Il monito dei filosofi di guerra giusta, così come sovente accade per le loro dottrine, può inizialmente apparire severo e distaccato: afferma che in guerra l’uccisione accidentale dei civili nel corso delle ostilità non è condannabile, sebbene sia proibito colpire la popolazione in maniera diretta e volontaria. Gli ordinamenti internazionali in materia di guerra hanno da sempre confermato questo principio, ribadendone la validità nella Convenzione dell’Aia, nelle varie formulazioni della Convenzione di Ginevra e da ultimo nello Statuto del Tribunale Penale Internazionale Permanente in vigore dal 2002. Nel concreto, si stabilisce dunque come il bombardamento di un’abitazione civile in cui si sospetta si nascondano terroristi non è mai giustificabile, ma si può colpire un campo di addestramento delle loro milizie. Se in quest’ultimo sono presenti accidentalmente donne o bambini innocenti, andrebbero adottate precauzioni per evitare di arrecare loro danno, sebbene si tratti di “precauzioni” appunto, non di norme stringenti di cui si può esigere il rispetto: l’azione in sé, la morte o il ferimento non previsto dei non combattenti, resta comunque non sanzionabile.

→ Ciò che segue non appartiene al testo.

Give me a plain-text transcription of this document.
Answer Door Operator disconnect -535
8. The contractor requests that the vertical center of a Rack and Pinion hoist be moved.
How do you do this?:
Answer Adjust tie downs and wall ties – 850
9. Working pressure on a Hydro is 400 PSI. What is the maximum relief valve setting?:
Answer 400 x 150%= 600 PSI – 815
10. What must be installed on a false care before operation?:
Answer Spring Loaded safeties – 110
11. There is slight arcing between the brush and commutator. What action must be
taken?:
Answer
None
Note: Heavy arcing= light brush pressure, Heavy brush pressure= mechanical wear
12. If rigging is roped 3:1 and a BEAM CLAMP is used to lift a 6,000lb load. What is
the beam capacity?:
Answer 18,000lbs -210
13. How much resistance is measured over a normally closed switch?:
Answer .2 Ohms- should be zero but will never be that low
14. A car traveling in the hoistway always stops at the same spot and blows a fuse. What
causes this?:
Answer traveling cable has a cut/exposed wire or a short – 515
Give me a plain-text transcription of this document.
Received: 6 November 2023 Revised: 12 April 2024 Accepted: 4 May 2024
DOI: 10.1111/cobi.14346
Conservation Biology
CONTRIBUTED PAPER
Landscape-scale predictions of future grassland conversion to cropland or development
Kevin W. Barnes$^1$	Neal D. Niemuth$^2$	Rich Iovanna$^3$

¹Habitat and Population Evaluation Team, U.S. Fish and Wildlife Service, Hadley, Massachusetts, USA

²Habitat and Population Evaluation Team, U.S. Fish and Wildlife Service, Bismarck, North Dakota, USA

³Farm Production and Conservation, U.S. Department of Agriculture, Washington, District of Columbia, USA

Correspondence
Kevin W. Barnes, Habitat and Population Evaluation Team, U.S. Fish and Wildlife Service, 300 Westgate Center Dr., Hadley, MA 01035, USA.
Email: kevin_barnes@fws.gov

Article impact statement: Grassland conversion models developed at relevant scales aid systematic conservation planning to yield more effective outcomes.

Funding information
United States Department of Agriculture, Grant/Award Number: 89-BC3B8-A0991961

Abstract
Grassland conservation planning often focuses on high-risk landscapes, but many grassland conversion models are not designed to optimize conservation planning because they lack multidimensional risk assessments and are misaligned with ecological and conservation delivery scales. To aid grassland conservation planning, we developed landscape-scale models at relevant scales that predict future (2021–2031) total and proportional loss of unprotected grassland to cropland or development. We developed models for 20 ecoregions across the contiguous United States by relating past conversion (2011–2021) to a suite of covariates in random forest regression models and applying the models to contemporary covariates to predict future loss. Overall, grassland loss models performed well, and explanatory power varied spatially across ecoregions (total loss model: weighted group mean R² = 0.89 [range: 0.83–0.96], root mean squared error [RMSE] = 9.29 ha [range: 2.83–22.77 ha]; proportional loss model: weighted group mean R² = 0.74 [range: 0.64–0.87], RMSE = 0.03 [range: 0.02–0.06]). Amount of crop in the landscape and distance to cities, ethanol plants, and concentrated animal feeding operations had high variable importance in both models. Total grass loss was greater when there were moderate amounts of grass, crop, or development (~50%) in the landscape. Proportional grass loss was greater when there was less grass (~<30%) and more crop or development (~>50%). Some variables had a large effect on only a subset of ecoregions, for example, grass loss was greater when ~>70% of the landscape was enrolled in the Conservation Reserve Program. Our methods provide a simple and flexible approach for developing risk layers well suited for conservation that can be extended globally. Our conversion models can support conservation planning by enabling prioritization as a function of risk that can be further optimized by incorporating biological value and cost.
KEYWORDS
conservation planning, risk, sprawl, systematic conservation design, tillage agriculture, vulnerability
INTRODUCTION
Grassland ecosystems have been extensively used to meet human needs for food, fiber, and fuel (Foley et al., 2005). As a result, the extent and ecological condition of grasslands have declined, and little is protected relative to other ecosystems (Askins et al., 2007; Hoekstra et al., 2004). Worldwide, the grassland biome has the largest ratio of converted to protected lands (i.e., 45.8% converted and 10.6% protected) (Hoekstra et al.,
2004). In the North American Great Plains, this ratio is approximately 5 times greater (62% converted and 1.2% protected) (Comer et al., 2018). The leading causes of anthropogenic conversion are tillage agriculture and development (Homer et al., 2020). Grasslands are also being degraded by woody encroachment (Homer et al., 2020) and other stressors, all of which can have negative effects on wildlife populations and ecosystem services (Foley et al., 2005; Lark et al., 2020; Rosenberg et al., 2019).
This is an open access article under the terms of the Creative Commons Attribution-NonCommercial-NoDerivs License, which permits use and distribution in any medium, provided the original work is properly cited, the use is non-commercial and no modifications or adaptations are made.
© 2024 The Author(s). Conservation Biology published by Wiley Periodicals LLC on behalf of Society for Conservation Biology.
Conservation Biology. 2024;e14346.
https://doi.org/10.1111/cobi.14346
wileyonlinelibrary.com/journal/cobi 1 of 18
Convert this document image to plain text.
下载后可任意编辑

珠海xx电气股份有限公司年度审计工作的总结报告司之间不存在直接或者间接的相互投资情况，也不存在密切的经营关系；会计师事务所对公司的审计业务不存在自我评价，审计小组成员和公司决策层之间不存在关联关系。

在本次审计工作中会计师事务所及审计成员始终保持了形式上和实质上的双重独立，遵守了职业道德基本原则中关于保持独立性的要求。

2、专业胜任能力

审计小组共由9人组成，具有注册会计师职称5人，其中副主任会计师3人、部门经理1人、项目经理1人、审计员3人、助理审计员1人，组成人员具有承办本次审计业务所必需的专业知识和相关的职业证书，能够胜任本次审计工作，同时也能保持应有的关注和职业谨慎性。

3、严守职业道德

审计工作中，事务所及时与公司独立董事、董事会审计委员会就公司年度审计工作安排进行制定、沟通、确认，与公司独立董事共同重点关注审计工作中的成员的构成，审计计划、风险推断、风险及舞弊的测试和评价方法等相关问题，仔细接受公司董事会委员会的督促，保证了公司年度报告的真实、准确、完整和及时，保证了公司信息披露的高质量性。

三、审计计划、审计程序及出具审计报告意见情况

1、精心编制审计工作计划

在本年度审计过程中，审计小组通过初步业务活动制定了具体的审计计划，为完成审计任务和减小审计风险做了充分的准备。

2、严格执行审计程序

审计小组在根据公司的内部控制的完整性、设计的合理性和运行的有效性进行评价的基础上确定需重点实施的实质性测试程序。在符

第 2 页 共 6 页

All’interno del dibattito per una strategia condivisa per uno Stato di diritto, la pace e la sicurezza in Afghanistan, il richiamo fondamentale della just war theory in materia di guerra si dimostra quanto mai appropriato: l’intenzionalità dell’azione conta sempre. La filosofa britannica Elisabeth Anscombe ha affermato che se l’obiettivo dell’offensiva militare include un numero consistente di bersagli civili, l’attacco è illegittimo, un omicidio per cui i responsabili devono essere puniti: è la mancanza di scrupolo nel considerare alternative che lo rende tale. Allo stesso modo, Michael Walzer -forse il più grande filosofo politico di guerra giusta vivente- sostiene che se un’azione militare implica necessariamente la morte o il ferimento di gran parte della popolazione civile, è doveroso intraprendere azioni alternative per raggiungere lo stesso risultato. Possono esservi rischi (e costi) più alti nell’adottare, ad esempio, un’azione di guerriglia di terra invece che bombardare semplicemente dall’alto una postazione di difesa nemica. Tuttavia, afferma categoricamente Walzer, i soldati non possono mai accrescere la loro sicurezza a spese di donne e uomini innocenti, siano essi appartenenti al proprio paese o al fronte nemico: l’essere soldato implica dei rischi, ed in quanto appartenenti ad un corpo militare che si impegna per la pace e la sicurezza nel mondo, questi sono esattamente i rischi che l’Occidente deve essere disposto a correre.